Steve Marlet, auteur de son premier doublé avec la sélection, allait encore plus loin dans son analyse en estimant qu'il `y a une alchimie qui est en train de s'opérer dans ce groupe´.

En fait, tous les joueurs sont unanimes pour estimer que le match laborieux de Chypre a entraîné un déclic au sein `d'un groupe qui a envie à nouveau de vivre ensemble´.

La griffe Santini

`Il reste des réglages à faire sur le plan humain et cette notion de groupe doit être bien ancrée dans tous les esprits´, insiste cependant Santini, perfectionniste, qui passe une partie de son temps à essayer de trouver les mots nécessaires pour que les gens adhèrent à son discours.

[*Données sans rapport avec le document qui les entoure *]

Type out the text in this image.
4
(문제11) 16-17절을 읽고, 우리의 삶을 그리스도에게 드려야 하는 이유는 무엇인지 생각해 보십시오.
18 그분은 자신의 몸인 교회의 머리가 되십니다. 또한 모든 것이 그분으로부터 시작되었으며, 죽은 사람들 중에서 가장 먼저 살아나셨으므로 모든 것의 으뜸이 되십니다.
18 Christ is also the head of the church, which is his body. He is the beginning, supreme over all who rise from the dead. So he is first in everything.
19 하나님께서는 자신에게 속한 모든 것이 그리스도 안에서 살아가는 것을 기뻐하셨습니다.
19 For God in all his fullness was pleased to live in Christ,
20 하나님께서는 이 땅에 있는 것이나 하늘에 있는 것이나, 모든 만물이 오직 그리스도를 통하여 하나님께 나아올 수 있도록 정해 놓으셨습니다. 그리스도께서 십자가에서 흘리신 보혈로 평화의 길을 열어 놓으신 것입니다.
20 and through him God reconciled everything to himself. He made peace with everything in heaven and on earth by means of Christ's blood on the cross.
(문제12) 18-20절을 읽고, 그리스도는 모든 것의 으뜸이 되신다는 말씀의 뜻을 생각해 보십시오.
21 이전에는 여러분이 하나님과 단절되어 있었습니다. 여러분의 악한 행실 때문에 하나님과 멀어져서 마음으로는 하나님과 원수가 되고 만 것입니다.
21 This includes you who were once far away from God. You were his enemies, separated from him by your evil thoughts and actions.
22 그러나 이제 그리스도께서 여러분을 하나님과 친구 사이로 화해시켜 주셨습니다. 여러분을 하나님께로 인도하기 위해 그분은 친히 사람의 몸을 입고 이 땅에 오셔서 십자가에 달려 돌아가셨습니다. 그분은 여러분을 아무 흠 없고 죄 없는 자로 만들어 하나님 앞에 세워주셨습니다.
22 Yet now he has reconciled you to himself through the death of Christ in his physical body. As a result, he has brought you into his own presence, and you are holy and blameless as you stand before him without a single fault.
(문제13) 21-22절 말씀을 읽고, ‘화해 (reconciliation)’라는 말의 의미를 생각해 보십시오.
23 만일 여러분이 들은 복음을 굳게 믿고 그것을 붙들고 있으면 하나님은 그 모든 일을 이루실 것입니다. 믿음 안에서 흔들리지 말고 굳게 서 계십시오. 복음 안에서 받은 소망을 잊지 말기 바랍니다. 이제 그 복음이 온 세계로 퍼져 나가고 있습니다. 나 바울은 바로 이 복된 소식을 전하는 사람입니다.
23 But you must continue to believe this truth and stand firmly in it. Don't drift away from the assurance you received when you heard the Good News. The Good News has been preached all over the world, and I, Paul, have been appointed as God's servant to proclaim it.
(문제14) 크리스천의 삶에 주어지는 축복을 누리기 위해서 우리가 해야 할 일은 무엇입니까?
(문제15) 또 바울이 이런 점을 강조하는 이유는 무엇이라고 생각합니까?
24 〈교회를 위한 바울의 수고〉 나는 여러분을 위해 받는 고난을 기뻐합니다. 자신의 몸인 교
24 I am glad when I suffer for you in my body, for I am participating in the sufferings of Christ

Sans avoir l'air d'y toucher, l'ancien entraîneur de Lyon, champion de France en 2002, a déjà réussi à imposer sa griffe.

Rompant avec le 4-2-3-1 inventé par son prédécesseur Roger Lemerre, Santini, adepte du 4-4-2, a fait jouer la France `avec deux pointes´, Thierry Henry et Steve Marlet.

Ce nouveau groupe a peut-être trouvé son match référence, samedi au Stade de France, notamment grâce à l'intégration immédiate de William Gallas dans l'axe d'une défense déjà rodée à Chelsea, aux jambes retrouvées de Lilian Thuram, à un Sylvain Wiltord éclatant de santé, à un Patrick Vieira évoluant enfin à nouveau à son meilleur niveau en sélection, à la complicité de l'association Zidane-Makelele et enfin à l'abnégation d'un Henry individuellement malchanceux mais collectivement efficace.